Cleaned data from each sample library were individually aligned to reference sequences of DWV15 (GenBank Accession GU109335), VDV117 (GenBank accession AY251269) and DWV-C16 or the recombinant RT-PCR product (for Supplementary Fig. 4B) using Bowtie236 (version 2.2.9; parameters: -q–local–very-sensitive-local). Counts, coverage and Shannon’s diversity index estimates for each nucleotide position were calculated from SAMtools mpileup37 (version 1.2) output. In order to correct Illumina sequencing chemistry errors, the Shannon diversity index estimate was error corrected38. Briefly, the error model was calibrated using data from an Illumina library from a bee injected with a cloned virus of known sequence. Data from positions 5230 to 6600 of the sequence, representing a low diversity region of the virus, were used to calculate an alphahat of 9.87546E-05 after excluding any position with a Shannon diversity index above 0.004 due to the presence of background virus diversity.
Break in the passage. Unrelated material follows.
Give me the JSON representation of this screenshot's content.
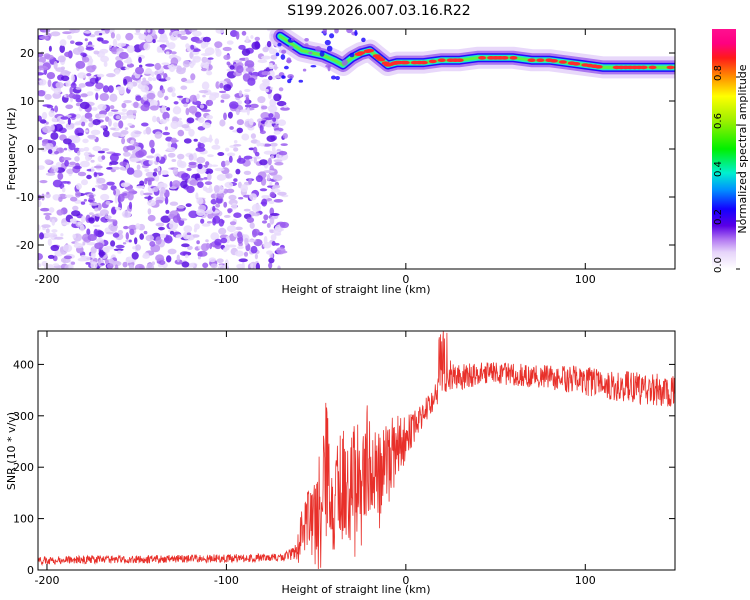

For detection of recombination breakpoints, cleaned data from each sample NGS library were individually aligned to the VDV1 and DWV references using SpeedSeq39 (version 0.1.2). Structural variants were detected using the lumpy smooth script from the LUMPY package40 (version 0.2.13) and additional genotype and coverage metrics for each variant were calculated using SVTyper, a script within the SpeedSeq package. Breakpoint positions representing recombinations between two different viral sequences were considered for further analysis. Recombination points with evidence from more the 10 supporting events based on split or discordant reads, which did not resulted in inversions, deletions or insertions, were considered.

Phylogenetic analysis

The viral nucleotide sequences were aligned using CLUSTAL41, and the neighbour-joining trees were produced and bootstrapped using the PHYLIP package42. Bootstrap values were obtained from 1000 replications.